Here's one I took earlier...
The first point of interest, unless you're enough of an anorak to take interest in a couple of stationary coal trains each 1.2 miles long, is the Little Bighorn battlefield.  I stopped here in 2005 and thus did not propose to do so again.  General Custer had both the high ground and the fire-power but managed to lose anyway.  Subsequent analyses of the battle tend to indicate that George Armstrong Custer was at least seven of the British Army's eleven officially-recognised types of fucking idiot.

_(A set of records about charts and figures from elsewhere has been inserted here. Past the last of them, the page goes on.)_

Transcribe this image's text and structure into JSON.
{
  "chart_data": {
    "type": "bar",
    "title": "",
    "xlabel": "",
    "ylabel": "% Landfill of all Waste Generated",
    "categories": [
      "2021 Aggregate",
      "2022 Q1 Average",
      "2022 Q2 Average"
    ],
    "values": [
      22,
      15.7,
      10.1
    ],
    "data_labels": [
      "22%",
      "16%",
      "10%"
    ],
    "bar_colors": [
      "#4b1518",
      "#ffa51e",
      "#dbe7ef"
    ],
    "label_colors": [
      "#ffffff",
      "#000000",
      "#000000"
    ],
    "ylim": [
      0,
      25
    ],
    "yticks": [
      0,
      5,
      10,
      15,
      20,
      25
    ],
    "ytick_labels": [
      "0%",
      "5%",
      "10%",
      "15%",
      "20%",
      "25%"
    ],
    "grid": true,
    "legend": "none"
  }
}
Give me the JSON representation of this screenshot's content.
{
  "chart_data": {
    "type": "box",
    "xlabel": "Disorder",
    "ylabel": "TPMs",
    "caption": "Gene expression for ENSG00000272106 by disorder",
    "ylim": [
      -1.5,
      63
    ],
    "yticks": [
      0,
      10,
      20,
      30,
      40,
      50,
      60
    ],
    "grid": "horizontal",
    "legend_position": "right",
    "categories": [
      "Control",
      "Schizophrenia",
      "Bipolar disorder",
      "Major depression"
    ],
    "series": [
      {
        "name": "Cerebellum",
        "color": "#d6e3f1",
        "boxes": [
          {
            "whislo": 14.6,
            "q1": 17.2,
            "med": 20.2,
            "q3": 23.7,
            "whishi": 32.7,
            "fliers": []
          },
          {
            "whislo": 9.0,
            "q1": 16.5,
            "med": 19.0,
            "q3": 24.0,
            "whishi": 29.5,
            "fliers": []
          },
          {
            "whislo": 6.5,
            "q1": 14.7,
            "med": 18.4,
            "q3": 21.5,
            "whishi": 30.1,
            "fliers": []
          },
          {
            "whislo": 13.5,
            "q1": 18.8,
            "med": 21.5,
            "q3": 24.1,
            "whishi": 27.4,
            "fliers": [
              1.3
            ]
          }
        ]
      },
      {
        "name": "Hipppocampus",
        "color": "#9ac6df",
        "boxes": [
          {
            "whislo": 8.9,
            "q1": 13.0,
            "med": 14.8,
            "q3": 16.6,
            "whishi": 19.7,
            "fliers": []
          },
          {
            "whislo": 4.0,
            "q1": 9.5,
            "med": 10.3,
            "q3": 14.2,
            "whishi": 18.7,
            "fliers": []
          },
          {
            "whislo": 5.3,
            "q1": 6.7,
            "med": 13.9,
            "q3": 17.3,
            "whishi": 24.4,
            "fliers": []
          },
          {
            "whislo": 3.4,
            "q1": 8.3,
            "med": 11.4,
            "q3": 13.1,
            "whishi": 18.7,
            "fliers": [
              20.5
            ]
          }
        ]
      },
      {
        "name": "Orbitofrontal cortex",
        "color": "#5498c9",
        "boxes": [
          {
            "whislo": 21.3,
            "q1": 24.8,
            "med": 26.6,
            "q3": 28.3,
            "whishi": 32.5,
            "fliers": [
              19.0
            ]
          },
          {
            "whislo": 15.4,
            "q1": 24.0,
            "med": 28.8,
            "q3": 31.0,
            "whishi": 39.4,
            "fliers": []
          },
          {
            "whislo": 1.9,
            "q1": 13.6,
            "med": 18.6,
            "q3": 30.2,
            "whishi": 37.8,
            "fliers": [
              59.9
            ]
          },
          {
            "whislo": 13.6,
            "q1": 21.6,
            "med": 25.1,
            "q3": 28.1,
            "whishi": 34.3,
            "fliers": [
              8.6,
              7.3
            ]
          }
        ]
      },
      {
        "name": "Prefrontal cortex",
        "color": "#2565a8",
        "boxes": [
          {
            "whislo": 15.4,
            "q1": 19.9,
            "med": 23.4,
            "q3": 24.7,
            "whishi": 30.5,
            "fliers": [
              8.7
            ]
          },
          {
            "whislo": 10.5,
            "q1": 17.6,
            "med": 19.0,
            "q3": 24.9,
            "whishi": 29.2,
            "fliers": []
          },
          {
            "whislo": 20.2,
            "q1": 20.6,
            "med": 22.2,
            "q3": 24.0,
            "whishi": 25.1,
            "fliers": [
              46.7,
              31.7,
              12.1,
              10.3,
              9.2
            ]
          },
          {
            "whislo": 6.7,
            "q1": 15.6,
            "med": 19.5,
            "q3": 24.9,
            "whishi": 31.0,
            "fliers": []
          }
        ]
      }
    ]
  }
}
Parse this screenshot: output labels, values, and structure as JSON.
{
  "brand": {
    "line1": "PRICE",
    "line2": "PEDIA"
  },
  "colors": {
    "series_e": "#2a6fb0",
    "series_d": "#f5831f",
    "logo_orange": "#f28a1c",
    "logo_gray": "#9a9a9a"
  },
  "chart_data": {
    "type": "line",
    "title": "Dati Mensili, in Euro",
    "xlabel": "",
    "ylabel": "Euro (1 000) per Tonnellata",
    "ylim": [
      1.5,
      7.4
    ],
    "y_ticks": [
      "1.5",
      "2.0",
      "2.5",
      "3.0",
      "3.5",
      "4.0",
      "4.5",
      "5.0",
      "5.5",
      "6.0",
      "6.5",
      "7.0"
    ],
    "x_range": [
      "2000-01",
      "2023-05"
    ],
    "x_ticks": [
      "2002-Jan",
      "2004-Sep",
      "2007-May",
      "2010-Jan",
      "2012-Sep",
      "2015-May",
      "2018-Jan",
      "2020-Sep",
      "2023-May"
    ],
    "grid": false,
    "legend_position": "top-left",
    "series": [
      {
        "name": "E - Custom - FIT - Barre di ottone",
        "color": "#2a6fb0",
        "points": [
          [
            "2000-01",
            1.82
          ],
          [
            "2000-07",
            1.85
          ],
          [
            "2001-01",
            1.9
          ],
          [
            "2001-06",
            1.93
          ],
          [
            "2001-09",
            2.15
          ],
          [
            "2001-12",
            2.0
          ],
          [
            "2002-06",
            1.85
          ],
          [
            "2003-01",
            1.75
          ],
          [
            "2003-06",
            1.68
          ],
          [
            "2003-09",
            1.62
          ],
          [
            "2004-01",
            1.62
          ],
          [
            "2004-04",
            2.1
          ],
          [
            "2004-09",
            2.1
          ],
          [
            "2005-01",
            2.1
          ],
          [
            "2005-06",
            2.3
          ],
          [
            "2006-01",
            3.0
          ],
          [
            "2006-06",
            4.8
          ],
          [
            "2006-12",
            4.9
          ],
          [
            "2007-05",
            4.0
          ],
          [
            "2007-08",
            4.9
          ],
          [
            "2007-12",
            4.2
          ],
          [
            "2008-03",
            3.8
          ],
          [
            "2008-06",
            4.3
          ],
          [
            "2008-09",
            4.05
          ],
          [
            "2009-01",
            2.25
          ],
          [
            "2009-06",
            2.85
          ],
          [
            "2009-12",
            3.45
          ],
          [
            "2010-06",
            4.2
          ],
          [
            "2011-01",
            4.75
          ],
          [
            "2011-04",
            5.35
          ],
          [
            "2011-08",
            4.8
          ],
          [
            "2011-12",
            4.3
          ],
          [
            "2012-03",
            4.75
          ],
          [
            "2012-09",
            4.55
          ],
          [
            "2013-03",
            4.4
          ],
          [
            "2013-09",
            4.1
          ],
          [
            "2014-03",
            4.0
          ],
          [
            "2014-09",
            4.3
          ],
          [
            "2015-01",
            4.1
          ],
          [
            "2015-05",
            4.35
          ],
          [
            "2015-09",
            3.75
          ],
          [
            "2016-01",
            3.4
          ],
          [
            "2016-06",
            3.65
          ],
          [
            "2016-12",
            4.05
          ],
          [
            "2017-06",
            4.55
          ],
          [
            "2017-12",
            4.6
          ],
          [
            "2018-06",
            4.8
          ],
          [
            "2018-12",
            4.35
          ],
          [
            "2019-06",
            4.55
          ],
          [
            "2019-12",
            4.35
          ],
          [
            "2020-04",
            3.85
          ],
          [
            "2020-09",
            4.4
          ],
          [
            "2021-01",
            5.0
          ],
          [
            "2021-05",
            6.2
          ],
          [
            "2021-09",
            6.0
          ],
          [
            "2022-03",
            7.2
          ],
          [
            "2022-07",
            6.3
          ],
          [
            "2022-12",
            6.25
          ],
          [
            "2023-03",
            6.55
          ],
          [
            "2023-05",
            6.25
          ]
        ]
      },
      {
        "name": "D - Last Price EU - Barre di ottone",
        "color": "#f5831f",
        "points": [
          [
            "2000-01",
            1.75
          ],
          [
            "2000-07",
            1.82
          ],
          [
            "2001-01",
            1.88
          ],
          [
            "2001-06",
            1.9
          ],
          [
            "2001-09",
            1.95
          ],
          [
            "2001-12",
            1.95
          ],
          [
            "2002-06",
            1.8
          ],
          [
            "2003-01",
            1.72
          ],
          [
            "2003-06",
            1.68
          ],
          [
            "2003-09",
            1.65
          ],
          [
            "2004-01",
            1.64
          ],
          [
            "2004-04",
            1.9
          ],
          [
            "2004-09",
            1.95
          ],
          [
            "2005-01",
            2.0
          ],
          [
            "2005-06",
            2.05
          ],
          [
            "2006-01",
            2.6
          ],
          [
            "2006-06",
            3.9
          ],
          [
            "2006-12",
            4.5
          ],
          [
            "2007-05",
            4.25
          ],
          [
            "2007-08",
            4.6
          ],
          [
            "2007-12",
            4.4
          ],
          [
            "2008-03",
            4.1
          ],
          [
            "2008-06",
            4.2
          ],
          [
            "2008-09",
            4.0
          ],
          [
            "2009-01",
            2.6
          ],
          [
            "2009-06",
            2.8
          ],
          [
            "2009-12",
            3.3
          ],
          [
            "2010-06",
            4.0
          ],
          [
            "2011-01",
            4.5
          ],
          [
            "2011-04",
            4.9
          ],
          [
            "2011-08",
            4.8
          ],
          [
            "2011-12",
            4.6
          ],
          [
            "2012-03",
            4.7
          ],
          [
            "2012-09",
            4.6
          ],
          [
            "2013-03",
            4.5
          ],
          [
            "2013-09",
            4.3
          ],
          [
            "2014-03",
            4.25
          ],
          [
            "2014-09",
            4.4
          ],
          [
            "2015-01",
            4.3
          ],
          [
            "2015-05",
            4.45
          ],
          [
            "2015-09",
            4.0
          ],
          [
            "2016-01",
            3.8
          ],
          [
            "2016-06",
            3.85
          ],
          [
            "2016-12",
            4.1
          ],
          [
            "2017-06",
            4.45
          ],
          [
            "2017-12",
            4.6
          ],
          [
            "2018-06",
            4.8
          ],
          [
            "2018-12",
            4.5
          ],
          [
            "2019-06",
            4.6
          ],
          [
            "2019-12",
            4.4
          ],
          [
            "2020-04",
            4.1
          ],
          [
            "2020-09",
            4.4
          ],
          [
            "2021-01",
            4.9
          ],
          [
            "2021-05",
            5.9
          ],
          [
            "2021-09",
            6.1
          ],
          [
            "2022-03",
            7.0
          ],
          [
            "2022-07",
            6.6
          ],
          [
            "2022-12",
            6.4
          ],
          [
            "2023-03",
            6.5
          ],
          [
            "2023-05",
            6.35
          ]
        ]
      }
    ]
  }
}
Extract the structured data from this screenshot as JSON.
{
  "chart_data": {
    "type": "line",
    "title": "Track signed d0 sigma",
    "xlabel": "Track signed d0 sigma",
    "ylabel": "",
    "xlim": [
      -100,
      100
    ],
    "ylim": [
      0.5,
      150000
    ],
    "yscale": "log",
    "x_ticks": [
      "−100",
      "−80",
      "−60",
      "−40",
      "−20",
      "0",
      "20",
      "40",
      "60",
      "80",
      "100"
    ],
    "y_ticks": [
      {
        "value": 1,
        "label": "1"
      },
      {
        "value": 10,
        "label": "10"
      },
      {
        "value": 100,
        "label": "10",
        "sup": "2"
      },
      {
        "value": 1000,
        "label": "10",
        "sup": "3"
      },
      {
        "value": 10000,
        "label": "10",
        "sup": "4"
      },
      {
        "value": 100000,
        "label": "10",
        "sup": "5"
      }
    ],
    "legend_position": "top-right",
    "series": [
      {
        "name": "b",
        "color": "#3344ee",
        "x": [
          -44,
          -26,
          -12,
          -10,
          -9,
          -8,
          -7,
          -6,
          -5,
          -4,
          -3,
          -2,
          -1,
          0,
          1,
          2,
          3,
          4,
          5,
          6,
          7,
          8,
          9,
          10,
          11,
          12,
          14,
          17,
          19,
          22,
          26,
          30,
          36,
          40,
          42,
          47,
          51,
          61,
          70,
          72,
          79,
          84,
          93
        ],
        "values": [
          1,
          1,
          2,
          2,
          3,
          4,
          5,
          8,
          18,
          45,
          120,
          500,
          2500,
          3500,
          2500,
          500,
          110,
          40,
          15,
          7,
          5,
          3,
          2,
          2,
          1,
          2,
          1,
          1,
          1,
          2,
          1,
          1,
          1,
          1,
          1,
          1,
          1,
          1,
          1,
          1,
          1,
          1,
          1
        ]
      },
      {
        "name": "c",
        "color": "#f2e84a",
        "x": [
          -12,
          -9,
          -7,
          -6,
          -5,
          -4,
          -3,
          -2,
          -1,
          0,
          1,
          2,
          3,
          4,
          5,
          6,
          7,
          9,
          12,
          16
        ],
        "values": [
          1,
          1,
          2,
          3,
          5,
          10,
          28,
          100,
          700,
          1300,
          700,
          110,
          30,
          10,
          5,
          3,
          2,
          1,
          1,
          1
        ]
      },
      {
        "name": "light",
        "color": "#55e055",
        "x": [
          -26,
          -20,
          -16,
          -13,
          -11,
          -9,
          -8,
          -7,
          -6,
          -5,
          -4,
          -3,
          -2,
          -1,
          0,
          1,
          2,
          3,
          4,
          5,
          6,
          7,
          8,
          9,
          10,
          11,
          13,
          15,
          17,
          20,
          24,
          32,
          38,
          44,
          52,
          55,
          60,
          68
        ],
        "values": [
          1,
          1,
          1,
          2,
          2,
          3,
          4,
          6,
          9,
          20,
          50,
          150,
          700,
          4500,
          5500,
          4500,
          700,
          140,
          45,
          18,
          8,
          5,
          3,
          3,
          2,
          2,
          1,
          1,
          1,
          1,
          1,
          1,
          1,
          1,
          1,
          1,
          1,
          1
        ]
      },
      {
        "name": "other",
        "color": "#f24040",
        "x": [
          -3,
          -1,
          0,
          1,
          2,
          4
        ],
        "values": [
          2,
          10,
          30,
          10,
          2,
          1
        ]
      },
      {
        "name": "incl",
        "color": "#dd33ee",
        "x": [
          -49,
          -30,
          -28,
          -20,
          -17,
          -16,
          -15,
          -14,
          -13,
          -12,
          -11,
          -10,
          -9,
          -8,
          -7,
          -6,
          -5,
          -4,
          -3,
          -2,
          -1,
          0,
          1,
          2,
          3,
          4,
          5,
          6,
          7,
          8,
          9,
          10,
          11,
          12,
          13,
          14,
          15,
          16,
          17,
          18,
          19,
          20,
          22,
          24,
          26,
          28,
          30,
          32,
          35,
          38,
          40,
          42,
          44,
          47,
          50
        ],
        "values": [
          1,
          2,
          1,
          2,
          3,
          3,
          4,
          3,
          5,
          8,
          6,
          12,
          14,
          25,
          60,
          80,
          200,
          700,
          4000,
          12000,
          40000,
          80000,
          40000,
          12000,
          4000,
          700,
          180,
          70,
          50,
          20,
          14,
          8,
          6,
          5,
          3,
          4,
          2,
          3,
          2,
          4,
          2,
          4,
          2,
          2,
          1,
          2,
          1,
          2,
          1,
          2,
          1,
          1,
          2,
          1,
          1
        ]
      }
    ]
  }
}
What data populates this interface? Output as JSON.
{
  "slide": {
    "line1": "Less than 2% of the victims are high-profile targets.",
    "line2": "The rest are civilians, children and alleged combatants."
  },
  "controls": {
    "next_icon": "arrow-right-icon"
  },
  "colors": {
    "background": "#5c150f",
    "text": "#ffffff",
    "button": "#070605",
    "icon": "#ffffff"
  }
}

I finally get to leave I-25 at Casper.  Ahead is a Mountain.  I-25 passes to the east thereof, while Emily the TwatNav wants me to go to the west.  Of it.  In fact, she wants me to go round in a bloody great loop down to Rawlins, having utterly failed to notice the existence of WY-487.  This is a fair bit shorter and as near as makes no odds deserted.  I encountered two other vehicles going my way in more than a hundred miles, and one of them turned off before I caught him.  The only things up here are wind turbines and sno fences, presumably to prevent the road from becoming buried when the prevailing westerlies are doing their worst.  Civilisation of a sort returns with a meeting with I-80 at Walcott Junction, which consists of a Shell motor-spirit retailer.  Then along WY-130 for a while until the junction at which you TOTSO (turn off to stay on) WY-130 and start climbing through the pine forests into the Snowy Range.

Natch there is no official summit marker at the highest point, but prior investigation has shown the high point - 10,487 feet - to be located at Libby Flats and sho' 'nuff there is a board there with the altitude writ large thereupon.  It occurs to me that I am Somewhere West Of Laramie:

Somewhere west of Laramie there's a bronco-busting, steer-roping girl who knows what I’m talking about. She can tell what a sassy pony, that’s a cross between greased lighting and the place where it hits, can do with eleven hundred pounds of steel and action when he's going high, wide and handsome. The truth is - the Jordan Playboy was built for her.

With advertising copy like that, it's little wonder that the Jordan Motor Car Company went titsup in 1931.  Down the eastern side of the Snowy Range, out of the trees and across the prairie to Laramie.  The last time I was here was a Friday night and there was a big college football game the next day.  Rooms were at a premium.  Happily this is not the case today.

It now seems likely that the remaining summits will be knocked off tomorrow, possibly with a chunk of the day still remaining.  Which leaves me at something of a loose end.  Still, I'm sure I'll think of something.

(Consults road atlas)

Oooh!  That's an idea...


  1. I'd tell you to holler if you come near Fog City, but I'm heading south tomorrow for a few days, not available 'til Monday by when I would expect you'll have vanished in to thin air...

  2. Indeed. Flying home from Denver on Friday; probably blowing up Mount Rushmore tomorrow. Bishop was about as close as I got and that's at least 300 miles away...

  3. Why don't you spend a few hours carving and add a bust of Uncle Marvo instead. Blowing stuff up is overrated.